One more comment for @pfile
You mentioned that integration does not need to read/write files but I see 30% and even 50% usage spikes on system disk. Of course it could be windows swapping.
 
@Kvastronomer no, i didn't say ImageIntegration did not need to read/write files... it obviously does that a lot. any process run in the global context reads and writes files from disk. ImageIntegration does not need to read or write pixinsight swap files.

obviously there can be a lot of swap files hanging around if you have had multiple crashes. and the read/write performance in the swap directory could go to hell if the directory inodes become huge. but since ImageIntegration isn't messing around in that directory it's hard to see how it could have any effect.

you also rebooted your computer and so the test was not exactly scientific with respect to the leftover swap files being the cause of the problem. i'll leave it to @Juan Conejero to comment on how a full swap directory could affect ImageIntegration, but to my knowledge there is no connection between the two.

rob
 
@Kvastronomer no, i didn't say ImageIntegration did not need to read/write files... it obviously does that a lot. any process run in the global context reads and writes files from disk. ImageIntegration does not need to read or write pixinsight swap files.
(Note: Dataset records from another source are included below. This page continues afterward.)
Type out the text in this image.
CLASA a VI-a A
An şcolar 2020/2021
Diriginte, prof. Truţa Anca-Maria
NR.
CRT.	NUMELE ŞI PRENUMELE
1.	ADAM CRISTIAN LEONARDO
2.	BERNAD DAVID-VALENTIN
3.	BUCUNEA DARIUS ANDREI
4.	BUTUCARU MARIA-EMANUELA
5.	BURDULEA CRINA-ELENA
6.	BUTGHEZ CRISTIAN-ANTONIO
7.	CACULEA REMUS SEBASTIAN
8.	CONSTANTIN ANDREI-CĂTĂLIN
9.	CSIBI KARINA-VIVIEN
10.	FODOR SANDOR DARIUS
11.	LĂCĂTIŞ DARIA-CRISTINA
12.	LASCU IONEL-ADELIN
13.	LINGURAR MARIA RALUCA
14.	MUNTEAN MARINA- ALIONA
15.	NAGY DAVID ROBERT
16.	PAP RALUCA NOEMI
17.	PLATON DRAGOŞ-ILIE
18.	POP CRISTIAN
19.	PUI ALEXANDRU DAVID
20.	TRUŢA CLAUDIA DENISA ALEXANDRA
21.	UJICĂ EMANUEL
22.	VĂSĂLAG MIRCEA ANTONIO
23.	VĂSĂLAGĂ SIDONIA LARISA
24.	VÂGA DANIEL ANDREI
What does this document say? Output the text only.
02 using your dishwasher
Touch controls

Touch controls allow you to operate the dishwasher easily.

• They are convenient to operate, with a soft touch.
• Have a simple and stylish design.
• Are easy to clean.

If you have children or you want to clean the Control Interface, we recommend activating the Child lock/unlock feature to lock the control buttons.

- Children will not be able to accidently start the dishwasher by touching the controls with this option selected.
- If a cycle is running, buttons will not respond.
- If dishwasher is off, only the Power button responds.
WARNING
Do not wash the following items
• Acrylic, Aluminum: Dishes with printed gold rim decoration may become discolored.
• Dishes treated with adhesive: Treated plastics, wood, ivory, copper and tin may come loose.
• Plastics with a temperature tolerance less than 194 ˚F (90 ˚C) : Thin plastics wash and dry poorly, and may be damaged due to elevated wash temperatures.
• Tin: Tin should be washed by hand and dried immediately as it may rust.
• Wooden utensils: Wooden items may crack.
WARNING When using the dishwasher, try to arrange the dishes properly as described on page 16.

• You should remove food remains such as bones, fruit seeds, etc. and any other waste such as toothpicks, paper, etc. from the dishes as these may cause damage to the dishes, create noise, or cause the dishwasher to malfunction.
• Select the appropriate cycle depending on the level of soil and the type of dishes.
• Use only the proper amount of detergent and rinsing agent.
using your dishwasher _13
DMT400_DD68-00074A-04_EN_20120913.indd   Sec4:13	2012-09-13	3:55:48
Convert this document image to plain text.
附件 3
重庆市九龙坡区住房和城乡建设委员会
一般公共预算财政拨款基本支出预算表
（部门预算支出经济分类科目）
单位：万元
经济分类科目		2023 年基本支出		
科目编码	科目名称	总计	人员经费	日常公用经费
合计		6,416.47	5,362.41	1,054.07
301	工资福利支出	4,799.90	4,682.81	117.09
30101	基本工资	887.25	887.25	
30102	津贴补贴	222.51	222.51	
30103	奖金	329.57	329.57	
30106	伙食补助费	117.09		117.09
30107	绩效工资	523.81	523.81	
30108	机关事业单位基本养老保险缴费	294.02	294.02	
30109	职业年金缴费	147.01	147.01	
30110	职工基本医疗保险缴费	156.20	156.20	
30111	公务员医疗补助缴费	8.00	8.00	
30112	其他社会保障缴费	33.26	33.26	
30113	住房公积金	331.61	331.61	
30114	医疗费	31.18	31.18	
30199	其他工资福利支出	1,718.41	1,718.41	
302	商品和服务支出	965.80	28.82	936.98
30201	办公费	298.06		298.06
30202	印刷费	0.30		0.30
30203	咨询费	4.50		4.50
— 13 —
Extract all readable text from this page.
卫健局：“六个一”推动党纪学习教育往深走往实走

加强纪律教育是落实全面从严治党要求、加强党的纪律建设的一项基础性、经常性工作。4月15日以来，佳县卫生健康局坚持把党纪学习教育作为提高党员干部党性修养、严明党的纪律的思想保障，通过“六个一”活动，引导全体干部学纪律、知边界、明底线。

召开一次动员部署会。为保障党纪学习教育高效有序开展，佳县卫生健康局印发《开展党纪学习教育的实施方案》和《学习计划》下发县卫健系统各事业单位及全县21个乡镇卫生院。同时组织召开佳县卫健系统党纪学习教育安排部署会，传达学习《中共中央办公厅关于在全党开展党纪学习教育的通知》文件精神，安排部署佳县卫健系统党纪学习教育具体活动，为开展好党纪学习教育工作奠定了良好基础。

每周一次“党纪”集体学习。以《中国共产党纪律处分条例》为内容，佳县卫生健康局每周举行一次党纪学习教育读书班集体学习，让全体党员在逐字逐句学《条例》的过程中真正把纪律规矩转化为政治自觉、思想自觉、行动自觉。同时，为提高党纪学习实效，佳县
obviously there can be a lot of swap files hanging around if you have had multiple crashes. and the read/write performance in the swap directory could go to hell if the directory inodes become huge. but since ImageIntegration isn't messing around in that directory it's hard to see how it could have any effect.

you also rebooted your computer and so the test was not exactly scientific with respect to the leftover swap files being the cause of the problem. i'll leave it to @Juan Conejero to comment on how a full swap directory could affect ImageIntegration, but to my knowledge there is no connection between the two.

rob
Thanks @pfile for quick response. I agree that reboot ruined the test. Just want to mention that this PC is only for PI processing. It has nothing else installed on it. Clean Win 10 and PI.